Direktur Utama Perumda Tirta Benteng, Doddy Effendy, menyampaikan permohonan maaf atas ketidaknyamanan yang dirasakan masyarakat. Menurutnya, perubahan kualitas air dipengaruhi sejumlah faktor, mulai dari kondisi air baku di tengah musim kemarau, proses pengolahan, jaringan distribusi, tekanan aliran, hingga kondisi instalasi di sisi pelanggan.
“Kami memohon maaf atas ketidaknyamanan yang terjadi karena perubahan kualitas air yang didistribusikan kepada pelanggan.
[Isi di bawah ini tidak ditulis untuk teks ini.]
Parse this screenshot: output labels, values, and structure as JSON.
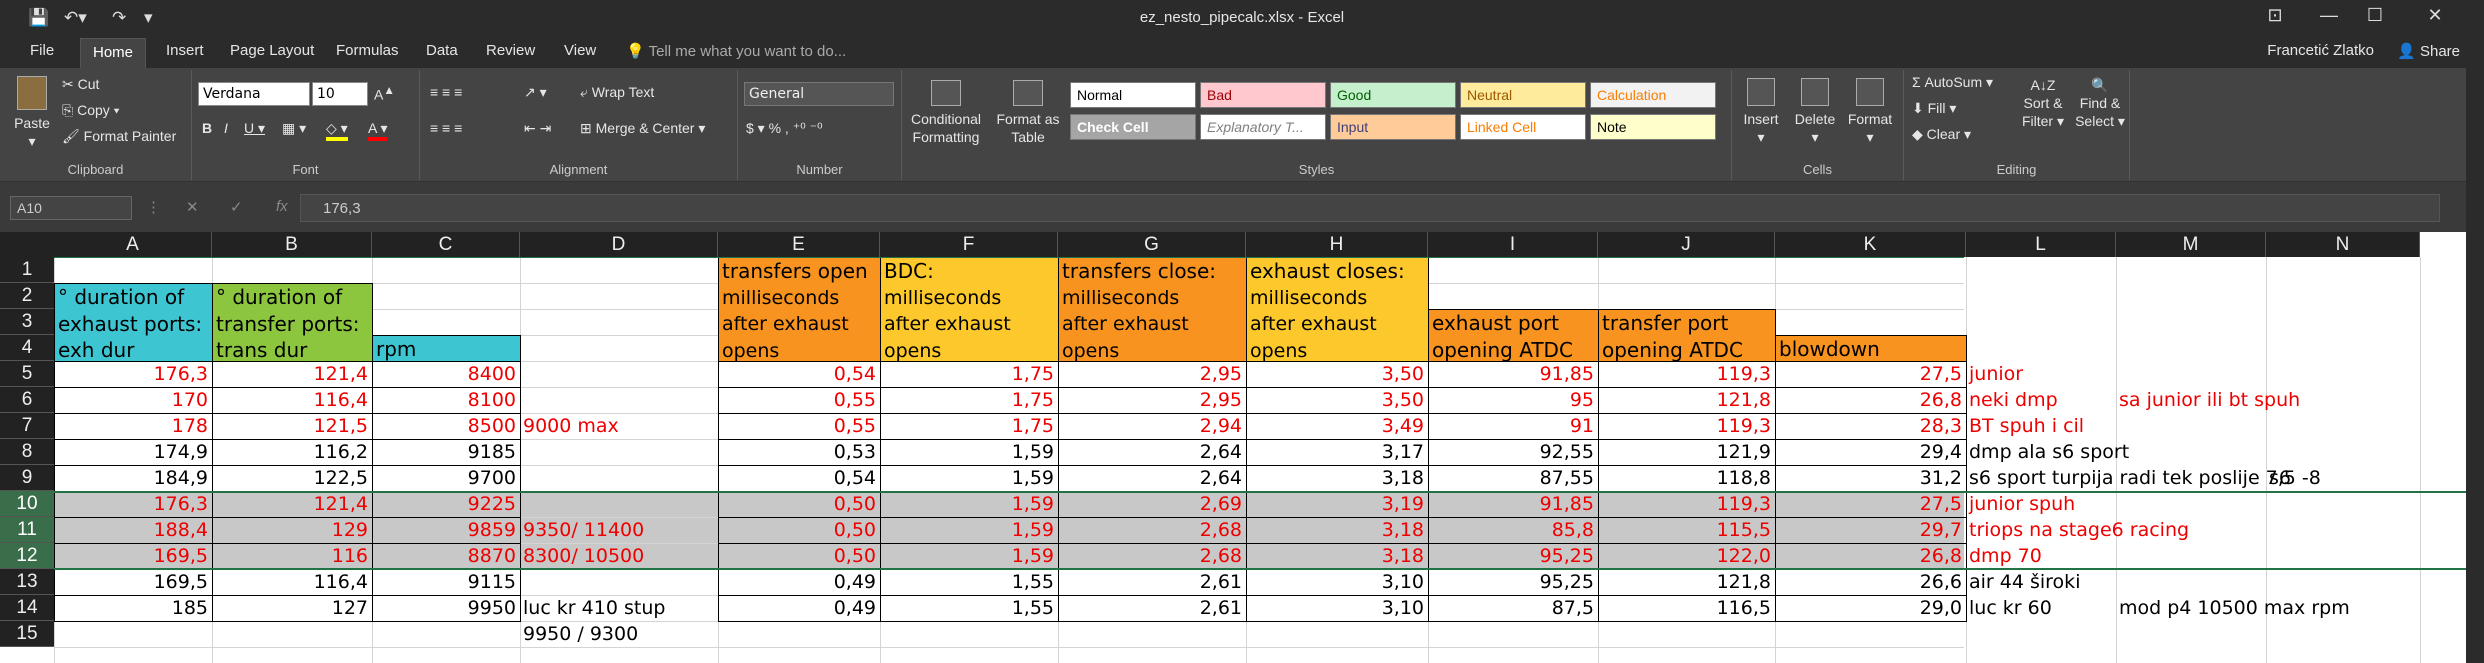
{
  "window": {
    "title": "ez_nesto_pipecalc.xlsx - Excel"
  },
  "tabs": [
    "File",
    "Home",
    "Insert",
    "Page Layout",
    "Formulas",
    "Data",
    "Review",
    "View"
  ],
  "tell_me": "Tell me what you want to do...",
  "user": "Francetić Zlatko",
  "share": "Share",
  "ribbon": {
    "clipboard": {
      "label": "Clipboard",
      "paste": "Paste",
      "cut": "Cut",
      "copy": "Copy",
      "painter": "Format Painter"
    },
    "font": {
      "label": "Font",
      "name": "Verdana",
      "size": "10"
    },
    "alignment": {
      "label": "Alignment",
      "wrap": "Wrap Text",
      "merge": "Merge & Center"
    },
    "number": {
      "label": "Number",
      "format": "General"
    },
    "styles": {
      "label": "Styles",
      "cond": "Conditional Formatting",
      "table": "Format as Table",
      "cells": [
        {
          "t": "Normal",
          "bg": "#ffffff",
          "fg": "#000000"
        },
        {
          "t": "Bad",
          "bg": "#ffc7ce",
          "fg": "#9c0006"
        },
        {
          "t": "Good",
          "bg": "#c6efce",
          "fg": "#006100"
        },
        {
          "t": "Neutral",
          "bg": "#ffeb9c",
          "fg": "#9c5700"
        },
        {
          "t": "Calculation",
          "bg": "#f2f2f2",
          "fg": "#fa7d00"
        },
        {
          "t": "Check Cell",
          "bg": "#a5a5a5",
          "fg": "#ffffff"
        },
        {
          "t": "Explanatory T...",
          "bg": "#ffffff",
          "fg": "#7f7f7f"
        },
        {
          "t": "Input",
          "bg": "#ffcc99",
          "fg": "#3f3f76"
        },
        {
          "t": "Linked Cell",
          "bg": "#ffffff",
          "fg": "#fa7d00"
        },
        {
          "t": "Note",
          "bg": "#ffffcc",
          "fg": "#000000"
        }
      ]
    },
    "cells": {
      "label": "Cells",
      "insert": "Insert",
      "delete": "Delete",
      "format": "Format"
    },
    "editing": {
      "label": "Editing",
      "autosum": "AutoSum",
      "fill": "Fill",
      "clear": "Clear",
      "sort": "Sort & Filter",
      "find": "Find & Select"
    }
  },
  "formula_bar": {
    "name_box": "A10",
    "formula": "176,3"
  },
  "columns": [
    "A",
    "B",
    "C",
    "D",
    "E",
    "F",
    "G",
    "H",
    "I",
    "J",
    "K",
    "L",
    "M",
    "N"
  ],
  "rows": [
    "1",
    "2",
    "3",
    "4",
    "5",
    "6",
    "7",
    "8",
    "9",
    "10",
    "11",
    "12",
    "13",
    "14",
    "15"
  ],
  "headers": {
    "A": [
      "° duration of",
      "exhaust ports:",
      "exh dur"
    ],
    "B": [
      "° duration of",
      "transfer ports:",
      "trans dur"
    ],
    "C": [
      "rpm"
    ],
    "E": [
      "transfers open",
      "milliseconds",
      "after exhaust",
      "opens"
    ],
    "F": [
      "BDC:",
      "milliseconds",
      "after exhaust",
      "opens"
    ],
    "G": [
      "transfers close:",
      "milliseconds",
      "after exhaust",
      "opens"
    ],
    "H": [
      "exhaust closes:",
      "milliseconds",
      "after exhaust",
      "opens"
    ],
    "I": [
      "exhaust port",
      "opening ATDC"
    ],
    "J": [
      "transfer port",
      "opening ATDC"
    ],
    "K": [
      "blowdown"
    ]
  },
  "data": [
    {
      "A": "176,3",
      "B": "121,4",
      "C": "8400",
      "D": "",
      "E": "0,54",
      "F": "1,75",
      "G": "2,95",
      "H": "3,50",
      "I": "91,85",
      "J": "119,3",
      "K": "27,5",
      "L": "junior",
      "M": "",
      "red": true
    },
    {
      "A": "170",
      "B": "116,4",
      "C": "8100",
      "D": "",
      "E": "0,55",
      "F": "1,75",
      "G": "2,95",
      "H": "3,50",
      "I": "95",
      "J": "121,8",
      "K": "26,8",
      "L": "neki dmp",
      "M": "sa junior ili bt spuh",
      "red": true
    },
    {
      "A": "178",
      "B": "121,5",
      "C": "8500",
      "D": "9000 max",
      "E": "0,55",
      "F": "1,75",
      "G": "2,94",
      "H": "3,49",
      "I": "91",
      "J": "119,3",
      "K": "28,3",
      "L": "BT spuh i cil",
      "M": "",
      "red": true
    },
    {
      "A": "174,9",
      "B": "116,2",
      "C": "9185",
      "D": "",
      "E": "0,53",
      "F": "1,59",
      "G": "2,64",
      "H": "3,17",
      "I": "92,55",
      "J": "121,9",
      "K": "29,4",
      "L": "dmp ala s6 sport",
      "M": "",
      "red": false
    },
    {
      "A": "184,9",
      "B": "122,5",
      "C": "9700",
      "D": "",
      "E": "0,54",
      "F": "1,59",
      "G": "2,64",
      "H": "3,18",
      "I": "87,55",
      "J": "118,8",
      "K": "31,2",
      "L": "s6 sport turpija radi tek poslije 7,5 -8",
      "M": "",
      "red": false,
      "N": "s6"
    },
    {
      "A": "176,3",
      "B": "121,4",
      "C": "9225",
      "D": "",
      "E": "0,50",
      "F": "1,59",
      "G": "2,69",
      "H": "3,19",
      "I": "91,85",
      "J": "119,3",
      "K": "27,5",
      "L": "junior spuh",
      "M": "",
      "red": true
    },
    {
      "A": "188,4",
      "B": "129",
      "C": "9859",
      "D": "9350/ 11400",
      "E": "0,50",
      "F": "1,59",
      "G": "2,68",
      "H": "3,18",
      "I": "85,8",
      "J": "115,5",
      "K": "29,7",
      "L": "triops na stage6 racing",
      "M": "",
      "red": true
    },
    {
      "A": "169,5",
      "B": "116",
      "C": "8870",
      "D": "8300/ 10500",
      "E": "0,50",
      "F": "1,59",
      "G": "2,68",
      "H": "3,18",
      "I": "95,25",
      "J": "122,0",
      "K": "26,8",
      "L": "dmp 70",
      "M": "",
      "red": true
    },
    {
      "A": "169,5",
      "B": "116,4",
      "C": "9115",
      "D": "",
      "E": "0,49",
      "F": "1,55",
      "G": "2,61",
      "H": "3,10",
      "I": "95,25",
      "J": "121,8",
      "K": "26,6",
      "L": "air 44 široki",
      "M": "",
      "red": false
    },
    {
      "A": "185",
      "B": "127",
      "C": "9950",
      "D": "luc kr  410 stup",
      "E": "0,49",
      "F": "1,55",
      "G": "2,61",
      "H": "3,10",
      "I": "87,5",
      "J": "116,5",
      "K": "29,0",
      "L": "luc kr 60",
      "M": "mod p4 10500 max rpm",
      "red": false
    }
  ],
  "row15_D": "9950 /  9300",
  "colors": {
    "cyan": "#3dc6d2",
    "green": "#8cc63f",
    "orange": "#f7931e",
    "yellow": "#fcc82b"
  }
}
Sehubungan dengan berlangsungnya musim kemarau, kualitas air baku mengalami penurunan yang berdampak seperti sekarang,” ujar Doddy, Kamis (9/9/2026).
Meski faktor musim kemarau disebut turut memengaruhi kondisi air baku, kualitas air yang diterima masyarakat tetap menjadi perhatian utama. Perumda Tirta Benteng dituntut memastikan pelayanan air bersih kepada pelanggan tetap memenuhi standar yang ditetapkan.
Doddy mengatakan, pihaknya saat ini tengah melakukan pengecekan teknis sekaligus pembersihan jaringan pipa untuk mempercepat pemulihan kualitas air.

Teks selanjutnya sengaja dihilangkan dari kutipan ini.